Piero non ha sentito, deve ripetere.
«Quando me ne vado…».
«Dormo».
«Mi cercherai?».
«No».
«Ti mancherò?».
«No».
«Ci rivedremo?».
«Boh».
La colpisce il tono delle risposte, così calme: quelle di un uomo che è già completo di suo e non ha bisogno di una bambolina sotto vetro per sentirsi appagato. Pensa proprio così: bambolina sotto vetro.
Vorrebbe dire qualcosa, ma Piero la appoggia al muro e la solleva. Alice deve aggrapparsi a lui per non cadere. Tutto è bianco, tutto è scivoloso e instabile, confuso dal vapore. Avesse il tempo di pensarci, sarebbe una perfetta metafora del suo stato d’animo.
Entra.
Ormai Alice ha imparato le sue forme, il punto esatto in cui si spinge in lei. Il colpo di bacino con cui affonda ancora per un ultimo, determinante, centimetro. Il suo diametro, generoso. E le mani, e i piedi, e il ritmo del petto. Le sembra di conoscerlo più di quanto abbia conosciuto altri amanti, fidanzati con o senza anello. Le sembra di essere a sua volta conosciuta intimamente, senza segreti. Come quegli orgasmi che lui le scova nel segreto più segreto del corpo.
Eccone un altro in arrivo. Veloce.
«Aspetta», dice per la prima volta Piero.
Alice sente il corpo mettersi in pausa.
«Aspetta. Non ora».
Piero è una persona semplice ma profonda. Comunica con il corpo più che con le parole.

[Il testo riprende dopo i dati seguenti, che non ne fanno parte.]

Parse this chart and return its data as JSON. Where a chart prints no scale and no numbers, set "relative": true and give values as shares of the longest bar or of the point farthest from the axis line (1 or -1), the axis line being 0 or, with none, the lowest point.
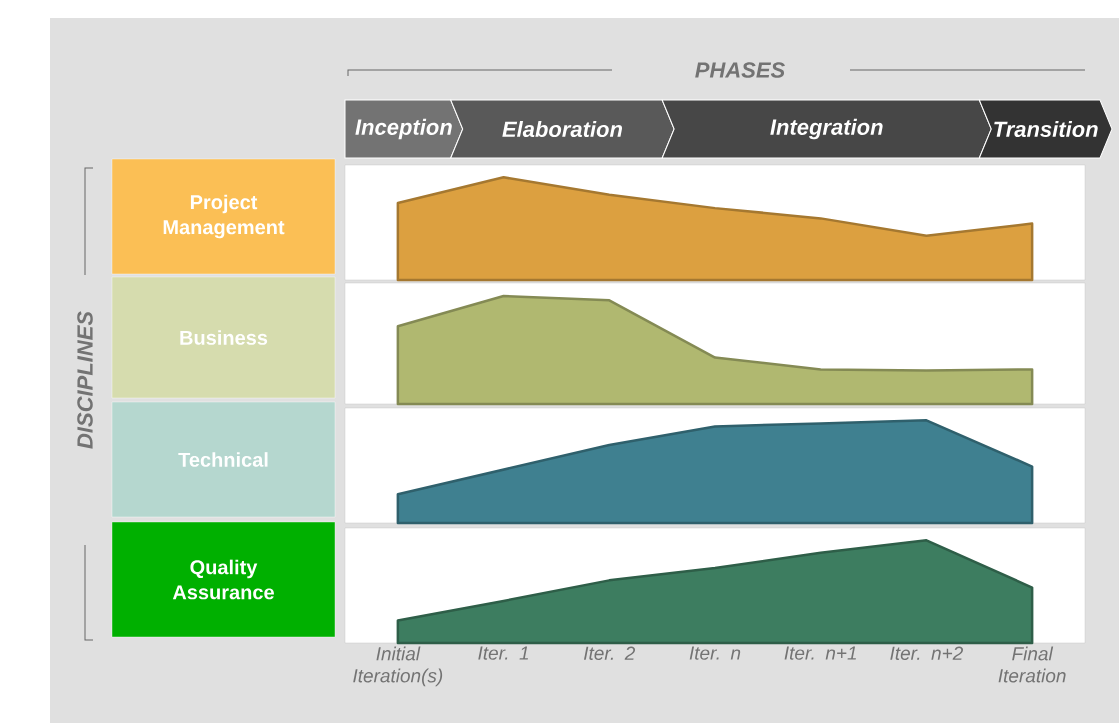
{
  "chart_data": [
    {
      "type": "area",
      "title": "Project Management",
      "relative": true,
      "tick_labels": false,
      "categories": [
        null,
        null,
        null,
        null,
        null,
        null,
        null
      ],
      "series": [
        {
          "color": "#dca040",
          "values": [
            0.75,
            1,
            0.83,
            0.7,
            0.6,
            0.43,
            0.55
          ]
        }
      ],
      "annotations": [
        "PHASES",
        "Inception",
        "Elaboration",
        "Integration",
        "Transition",
        "DISCIPLINES"
      ]
    },
    {
      "type": "area",
      "title": "Business",
      "relative": true,
      "tick_labels": false,
      "categories": [
        null,
        null,
        null,
        null,
        null,
        null,
        null
      ],
      "series": [
        {
          "color": "#b0b870",
          "values": [
            0.72,
            1,
            0.96,
            0.43,
            0.32,
            0.31,
            0.32
          ]
        }
      ]
    },
    {
      "type": "area",
      "title": "Technical",
      "relative": true,
      "tick_labels": false,
      "categories": [
        null,
        null,
        null,
        null,
        null,
        null,
        null
      ],
      "series": [
        {
          "color": "#3f8090",
          "values": [
            0.28,
            0.52,
            0.76,
            0.94,
            0.97,
            1,
            0.55
          ]
        }
      ]
    },
    {
      "type": "area",
      "title": "Quality Assurance",
      "relative": true,
      "tick_labels": "x",
      "categories": [
        "Initial Iteration(s)",
        "Iter. 1",
        "Iter. 2",
        "Iter. n",
        "Iter. n+1",
        "Iter. n+2",
        "Final Iteration"
      ],
      "series": [
        {
          "color": "#3d7d60",
          "values": [
            0.22,
            0.41,
            0.61,
            0.73,
            0.88,
            1,
            0.54
          ]
        }
      ]
    }
  ]
}
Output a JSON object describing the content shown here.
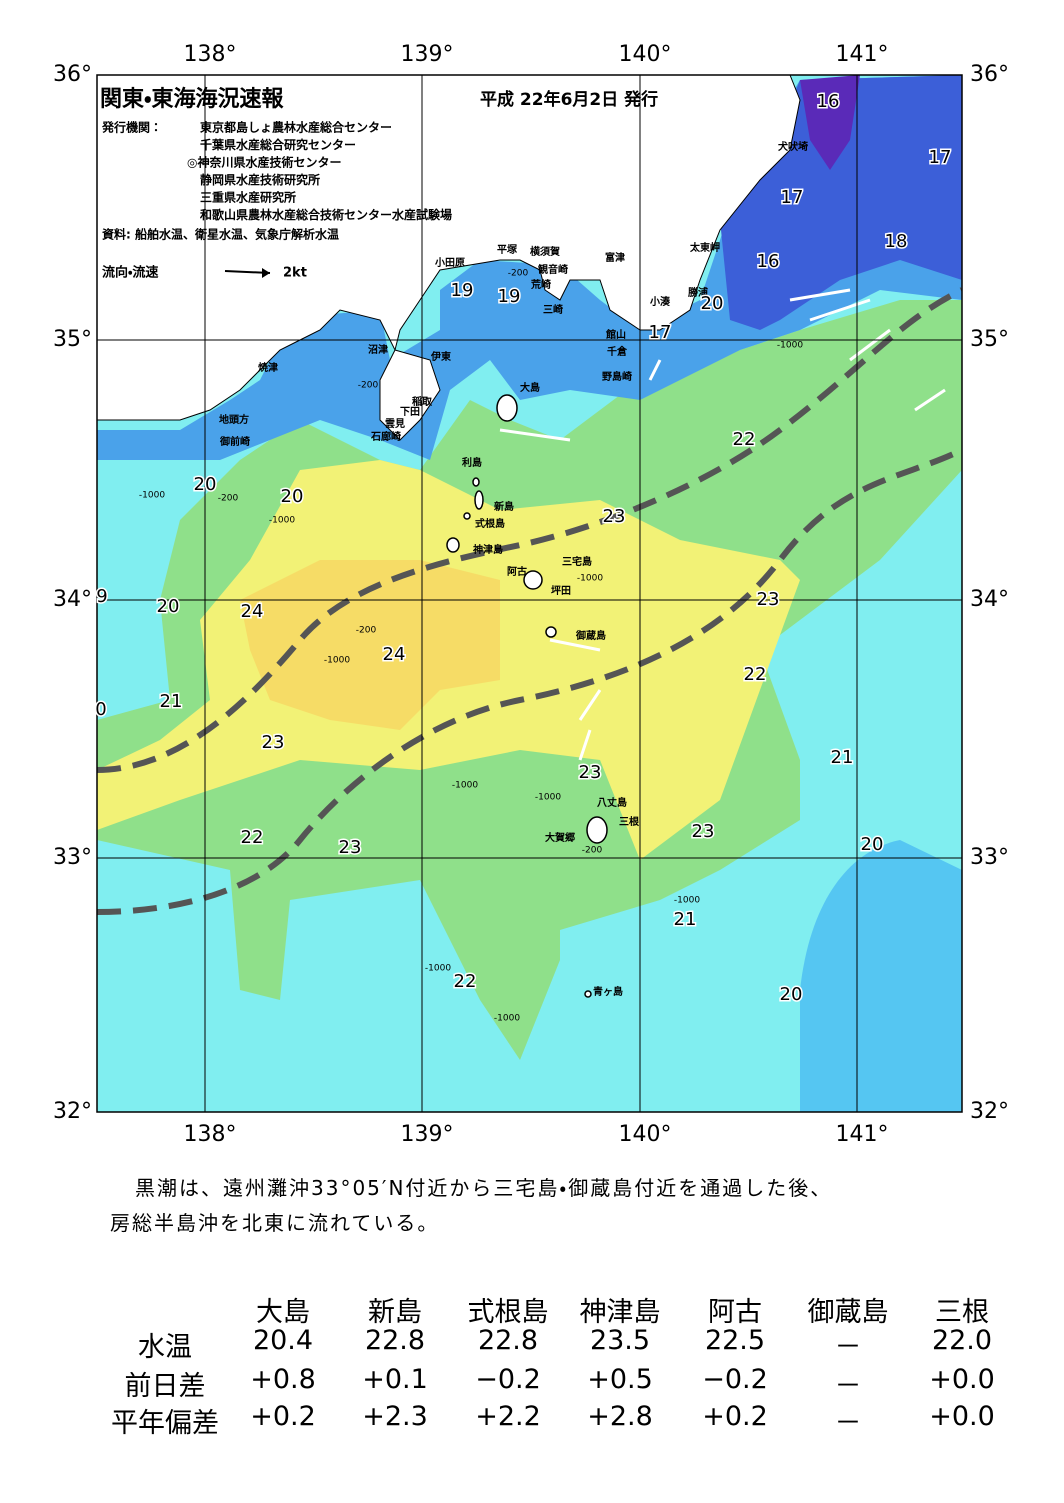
{
  "header": {
    "title": "関東・東海海況速報",
    "date": "平成 22年6月2日 発行",
    "issuer_label": "発行機関：",
    "issuers": [
      "東京都島しょ農林水産総合センター",
      "千葉県水産総合研究センター",
      "◎神奈川県水産技術センター",
      "静岡県水産技術研究所",
      "三重県水産研究所",
      "和歌山県農林水産総合技術センター水産試験場"
    ],
    "source": "資料: 船舶水温、衛星水温、気象庁解析水温",
    "legend_label": "流向・流速",
    "legend_scale": "2kt"
  },
  "map": {
    "lon_labels": [
      "138°",
      "139°",
      "140°",
      "141°"
    ],
    "lat_labels": [
      "36°",
      "35°",
      "34°",
      "33°",
      "32°"
    ],
    "places": [
      "犬吠埼",
      "太東岬",
      "勝浦",
      "小湊",
      "館山",
      "千倉",
      "野島崎",
      "富津",
      "観音崎",
      "横須賀",
      "荒崎",
      "三崎",
      "平塚",
      "小田原",
      "沼津",
      "伊東",
      "焼津",
      "稲取",
      "下田",
      "雲見",
      "石廊崎",
      "地頭方",
      "御前崎",
      "大島",
      "利島",
      "新島",
      "式根島",
      "神津島",
      "三宅島",
      "阿古",
      "坪田",
      "御蔵島",
      "八丈島",
      "三根",
      "大賀郷",
      "青ヶ島"
    ],
    "temperature_labels": [
      "16",
      "17",
      "17",
      "18",
      "16",
      "19",
      "19",
      "20",
      "17",
      "22",
      "20",
      "20",
      "23",
      "20",
      "24",
      "24",
      "23",
      "22",
      "21",
      "23",
      "23",
      "21",
      "22",
      "23",
      "23",
      "20",
      "21",
      "22",
      "20",
      "9",
      "0"
    ],
    "depth_labels": [
      "-200",
      "-1000",
      "-200",
      "-1000",
      "-200",
      "-1000",
      "-200",
      "-1000",
      "-1000",
      "-1000",
      "-1000",
      "-200",
      "-1000",
      "-1000",
      "-1000"
    ]
  },
  "summary": [
    "黒潮は、遠州灘沖33°05′N付近から三宅島・御蔵島付近を通過した後、",
    "房総半島沖を北東に流れている。"
  ],
  "table": {
    "columns": [
      "大島",
      "新島",
      "式根島",
      "神津島",
      "阿古",
      "御蔵島",
      "三根"
    ],
    "rows": [
      [
        "水温",
        "20.4",
        "22.8",
        "22.8",
        "23.5",
        "22.5",
        "－",
        "22.0"
      ],
      [
        "前日差",
        "+0.8",
        "+0.1",
        "−0.2",
        "+0.5",
        "−0.2",
        "－",
        "+0.0"
      ],
      [
        "平年偏差",
        "+0.2",
        "+2.3",
        "+2.2",
        "+2.8",
        "+0.2",
        "－",
        "+0.0"
      ]
    ]
  }
}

Alice capisce: questo è il suo saluto. Si stanno dicendo addio così, in piedi sotto una doccia troppo calda, che toglie il fiato e appanna la vista. Si stanno dicendo grazie così, con Piero dentro di lei che detta il ritmo. Con Alice aggrappata a lui, tremante e aperta.
Resta un ultimo saluto da darsi. È una notte importante, la notte in cui Alice ha avuto il coraggio di riprendersi la sua vita, il suo diritto al piacere. Verrà domani. Piero dormirà, avrà altre donne. Alice prenderà in mano quel telefono, darà spiegazioni, ma non dovrà giustificarsi.
Resta un ultimo grazie da dirsi. Per non aver fatto domande, per esserci stato nel modo giusto.
Piero lo intuisce, dice: «Ora. Godi».
Alice sente ogni muscolo del corpo rispondere al suo comando: contrae le natiche, stringe le unghie sulla sua schiena, spinge il bacino contro il suo.
«Grazie», dice mentre viene portata via dall’ultimo orgasmo.